Se per le prime si osserva una razionalizzazione mirata, per il mondo corporate la riforma segna un intervento significativo sulla gestione della liquidità finanziaria, incidendo sulle modalità di accesso ai regimi di favore.

Dividendi, la fine della neutralità per le PMI

Uno degli aspetti più dibattuti ha riguardato il trattamento dei dividendi, che continua a dipendere dalla natura del percettore, ma con un impianto normativo oggetto di revisione in fase applicativa.

L’intervento riguarda soprattutto i soggetti IRES. Nella versione originaria della Legge di Bilancio 2026, l’accesso al regime di esclusione del 95% era stato subordinato al possesso di specifici requisiti dimensionali, con l’effetto di limitare il beneficio per le partecipazioni di minore entità.

Tuttavia, il decreto fiscale dello scorso 28 marzo ha ripristinato il regime previgente, eliminando tali soglie e riportando l’esclusione del 95% su base generalizzata. La modifica si inserisce nell’ottica di semplificazione del sistema e di superamento delle criticità applicative emerse nella prima fase di attuazione della riforma.

Per le persone fisiche cambia poco

Diverso il quadro per le persone fisiche, per le quali la riforma non produce discontinuità altrettanto profonde.

Resta confermata l’imposta sostitutiva del 26% sulle partecipazioni non qualificate, così come l’aliquota agevolata del 12,5% per i Titoli di Stato (White List).

Continua ad applicarsi anche l’agevolazione per il welfare aziendale, con l’esenzione del 50% (entro il limite annuo di 1.500 euro) per i dividendi derivanti da azioni assegnate ai dipendenti in sostituzione dei premi di risultato.

Plusvalenze e cripto-attività: la nuova stretta

Sul fronte del capital gain, la Manovra 2026 presenta una distinzione più marcata tra asset tradizionali e digitali.

Per le persone fisiche, la tassazione delle plusvalenze su partecipazioni e strumenti finanziari resta invariata, con aliquota al 26%. Cambia invece il trattamento delle rivalutazioni: per chi sceglie di affrancare il valore delle partecipazioni detenute al 1° gennaio 2026, l’imposta sostitutiva sale al 21% (rispetto al 16-18% degli anni passati) e assume un carattere strutturale.

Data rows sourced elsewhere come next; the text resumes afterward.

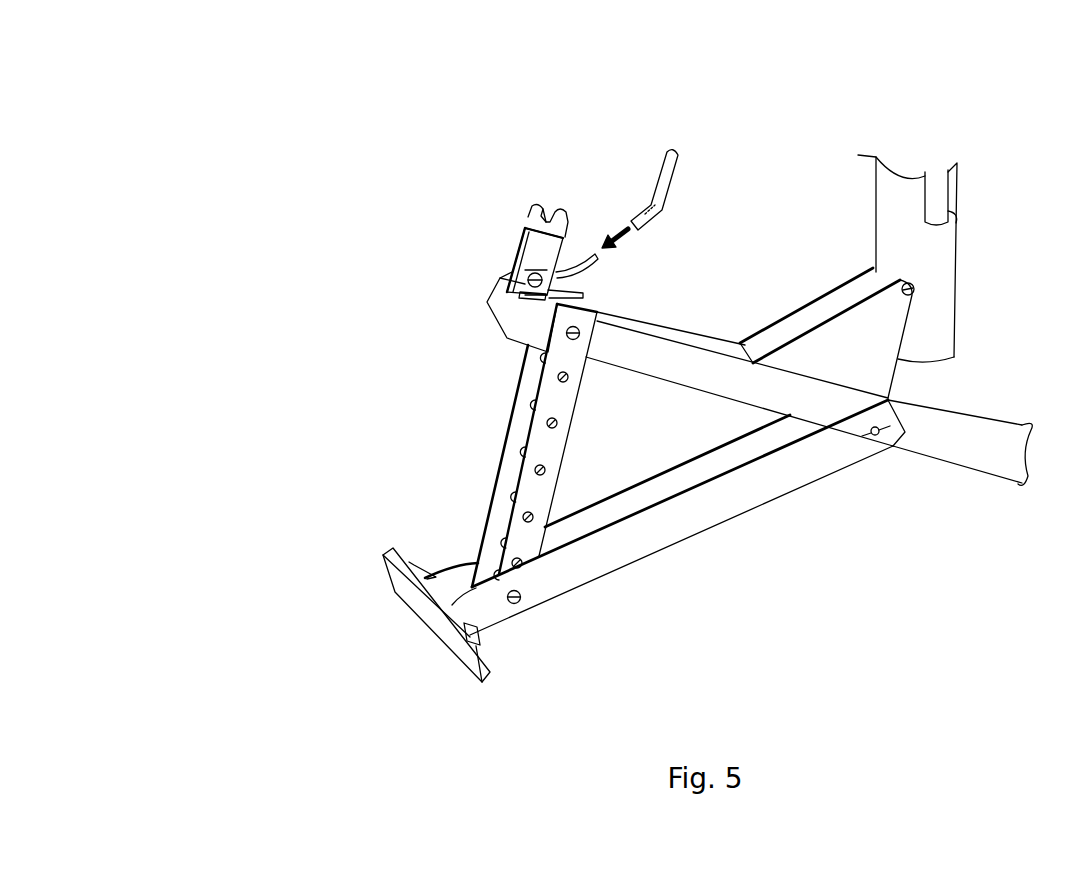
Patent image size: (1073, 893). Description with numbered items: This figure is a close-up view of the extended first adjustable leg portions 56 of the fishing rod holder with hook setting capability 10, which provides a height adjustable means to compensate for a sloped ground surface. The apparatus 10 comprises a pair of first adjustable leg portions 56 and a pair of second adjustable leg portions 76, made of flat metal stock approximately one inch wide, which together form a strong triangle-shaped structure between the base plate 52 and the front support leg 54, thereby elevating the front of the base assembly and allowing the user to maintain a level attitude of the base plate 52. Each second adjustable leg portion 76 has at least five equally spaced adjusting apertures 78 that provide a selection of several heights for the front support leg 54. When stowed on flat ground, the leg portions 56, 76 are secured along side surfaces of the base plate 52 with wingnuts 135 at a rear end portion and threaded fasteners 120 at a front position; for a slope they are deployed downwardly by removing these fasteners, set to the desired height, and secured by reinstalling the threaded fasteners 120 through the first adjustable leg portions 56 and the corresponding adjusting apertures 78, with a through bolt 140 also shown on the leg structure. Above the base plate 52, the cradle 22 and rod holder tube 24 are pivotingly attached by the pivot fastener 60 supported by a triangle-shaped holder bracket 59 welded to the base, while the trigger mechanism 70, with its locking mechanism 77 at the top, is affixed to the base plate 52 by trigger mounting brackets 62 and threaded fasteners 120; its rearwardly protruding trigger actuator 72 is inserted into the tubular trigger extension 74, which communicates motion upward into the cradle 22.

The fishing rod holder with hook setting capability 10 is at (265, 122).
The cradle 22 is at (903, 229).
The rod holder tube 24 is at (940, 190).
The base plate 52 is at (495, 319).
The front support leg 54 is at (437, 603).
The first adjustable leg portion 56 is at (663, 502).
The holder bracket 59 is at (818, 338).
The pivot fastener 60 is at (909, 296).
The trigger mounting bracket 62 is at (520, 296).
The trigger mechanism 70 is at (520, 240).
The trigger actuator 72 is at (582, 256).
The trigger extension 74 is at (661, 191).
The second adjustable leg portion 76 is at (585, 296).
The locking mechanism 77 is at (537, 207).
The adjusting aperture 78 is at (558, 379).
The threaded fastener 120 is at (530, 278).
The wingnut 135 is at (875, 438).
The through bolt 140 is at (578, 340).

Ciò rende lo strumento ancora utilizzabile, ma richiede una valutazione attenta in termini di convenienza.

Diverso è l’approccio per le cripto-attività. A partire dal 2026, le plusvalenze superiori a 2.000 euro saranno tassate al 33%, con un incremento significativo rispetto al passato. Fanno eccezione solo le stablecoin ancorate all’euro, che restano al 26%, evidenziando la volontà del legislatore di distinguere tra componente speculativa e funzione monetaria.

Anche il regime PEX cambia pelle

La riforma tocca anche il regime di Participation Exemption.  Nella prima formulazione, l’esenzione del 95% della plusvalenza era stata subordinata al raggiungimento di specifiche soglie di partecipazione o di valore fiscale, in linea con quanto previsto per i dividendi.

Anche in questo caso, tuttavia, il legislatore è successivamente intervenuto con il decreto fiscale, ripristinando il regime ordinario e rimuovendo i vincoli introdotti dalla Legge di Bilancio.

Ne deriva un riallineamento del trattamento fiscale delle partecipazioni rispetto al quadro precedente, con effetti di maggiore continuità e certezza applicativa.

Strategie di transizione: cosa dovrebbero fare le PMI

Alla luce delle modifiche introdotte e dei successivi interventi correttivi, la gestione finanziaria aziendale non può più essere considerata neutra sotto il profilo fiscale, ma richiede un monitoraggio consapevole delle partecipazioni e della liquidità aziendale.

Allo stesso tempo, resta centrale la revisione dell’Asset Allocation della liquidità aziendale.  Le diverse classi di investimento continuano infatti a essere soggette a regimi fiscali differenti; un esempio è rappresentato dai Titoli di Stato, che mantengono una tassazione agevolata.

Per tutti i motivi esposti, il 2026 segna un passaggio significativo nella fiscalità del capitale. La Legge di Bilancio aveva infatti introdotto un impianto selettivo, soprattutto per i soggetti IRES, ma gli interventi normativi più recenti hanno ricondotto il sistema verso una maggiore linearità.

Ne emerge un quadro in evoluzione, nel quale la gestione delle attività finanziarie non può prescindere da una valutazione attenta delle regole fiscali e dei possibili sviluppi interpretativi.